CHAIM KATZ, CORRENTEZAS é o segundo episódio da série PSICANALISTAS QUE FALAM.

“Economia política da psicanálise” é como Chaim Samuel Katz chama a necessidade de se refletir sobre o acesso a esse campo, sobre a politização desse saber. Mineiro de nascimento e criação, na juventude radicou-se no Rio de Janeiro, onde fundou a Formação Freudiana junto a um grupo de psicanalistas – e onde vive até hoje. Katz se autodenomina nômade: desliza pela vida, pelo pensamento. A vivência intensa na esquerda não partidária, a participação ativa no combate à ditadura, a relação com outros saberes e com intelectuais como Foucault, suas experimentações no campo da psicanálise – como a Mobilização Clínica, em que a supervisão acontece coletivamente com a participação de todo o grupo – expressam uma trajetória em que “psicanalisar é também experimentar modificar a vida, e não apenas pensar discursos e articular estruturas psíquicas”.

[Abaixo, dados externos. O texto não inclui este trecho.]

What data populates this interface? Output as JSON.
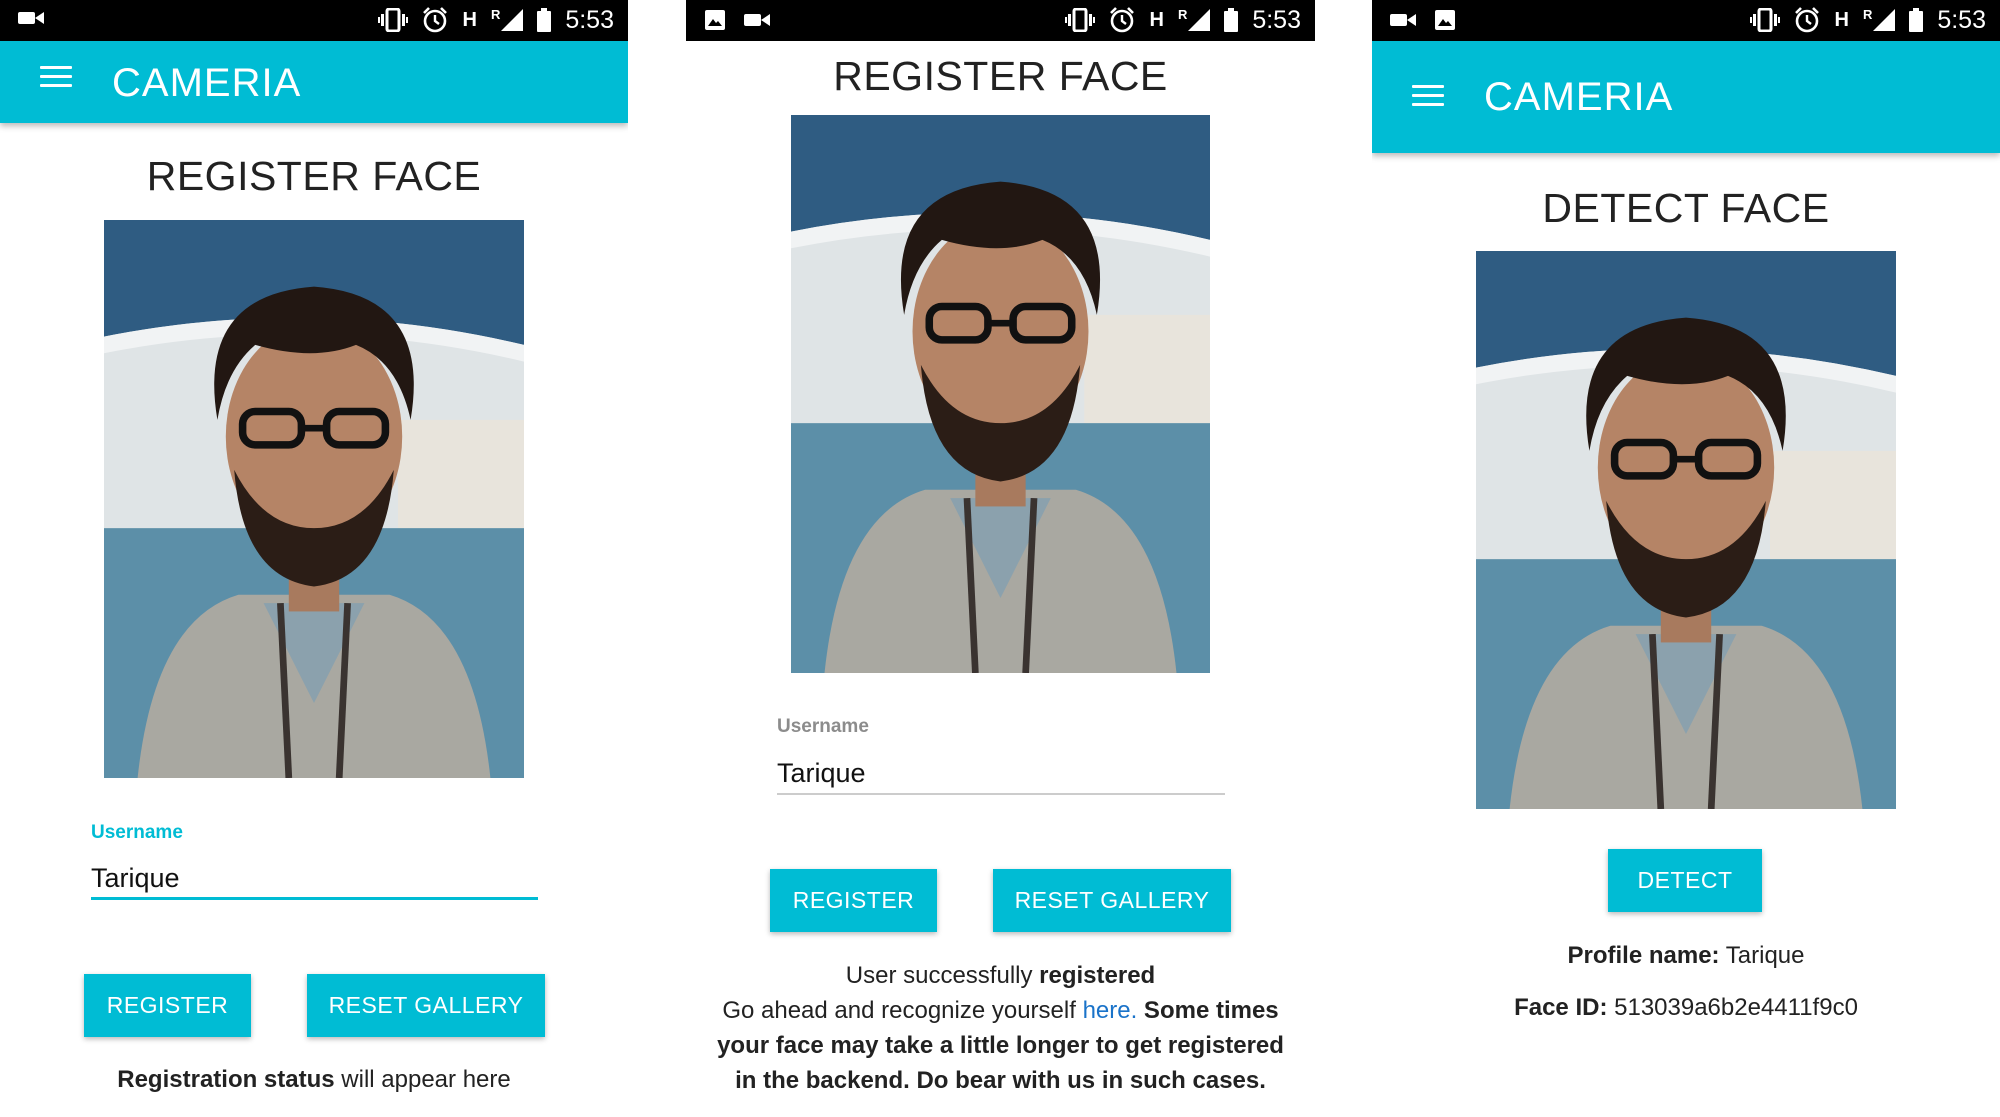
{
  "status_bar": {
    "time": "5:53",
    "network_letter": "H",
    "roaming_letter": "R"
  },
  "screens": [
    {
      "app_title": "CAMERIA",
      "heading": "REGISTER FACE",
      "username_label": "Username",
      "username_value": "Tarique",
      "register_label": "REGISTER",
      "reset_label": "RESET GALLERY",
      "status_bold": "Registration status",
      "status_rest": " will appear here"
    },
    {
      "heading": "REGISTER FACE",
      "username_label": "Username",
      "username_value": "Tarique",
      "register_label": "REGISTER",
      "reset_label": "RESET GALLERY",
      "msg_line1_plain": "User successfully ",
      "msg_line1_bold": "registered",
      "msg_line2_plain": "Go ahead and recognize yourself ",
      "msg_link": "here.",
      "msg_line2_bold": " Some times",
      "msg_line3": "your face may take a little longer to get registered",
      "msg_line4": "in the backend. Do bear with us in such cases."
    },
    {
      "app_title": "CAMERIA",
      "heading": "DETECT FACE",
      "detect_label": "DETECT",
      "profile_label": "Profile name:",
      "profile_value": " Tarique",
      "faceid_label": "Face ID:",
      "faceid_value": " 513039a6b2e4411f9c0"
    }
  ],
  "icons": {
    "status_left_p1": [
      "video-camera-icon"
    ],
    "status_left_p2": [
      "image-icon",
      "video-camera-icon"
    ],
    "status_left_p3": [
      "video-camera-icon",
      "image-icon"
    ],
    "status_right": [
      "vibrate-icon",
      "alarm-icon",
      "signal-icon",
      "battery-icon"
    ],
    "menu": "hamburger-menu-icon"
  },
  "colors": {
    "accent": "#00bcd4",
    "link": "#1a73c9",
    "status_bar": "#000000",
    "label_inactive": "#8c8c8c",
    "underline_inactive": "#cccccc"
  }
}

[temas abordados e disparadores de diálogos*]
* os parágrafos destacados entre aspas são trechos do episódio CHAIM KATZ, CORRENTEZAS

Correntezas militantes

Politizar a psicanálise. Esta talvez seja uma chave para se pensar a trajetória de Chaim Samuel Katz. Mineiro de nascimento e criação, radicou-se no Rio de Janeiro, onde fundou a Formação Freudiana junto a um grupo de psicanalistas.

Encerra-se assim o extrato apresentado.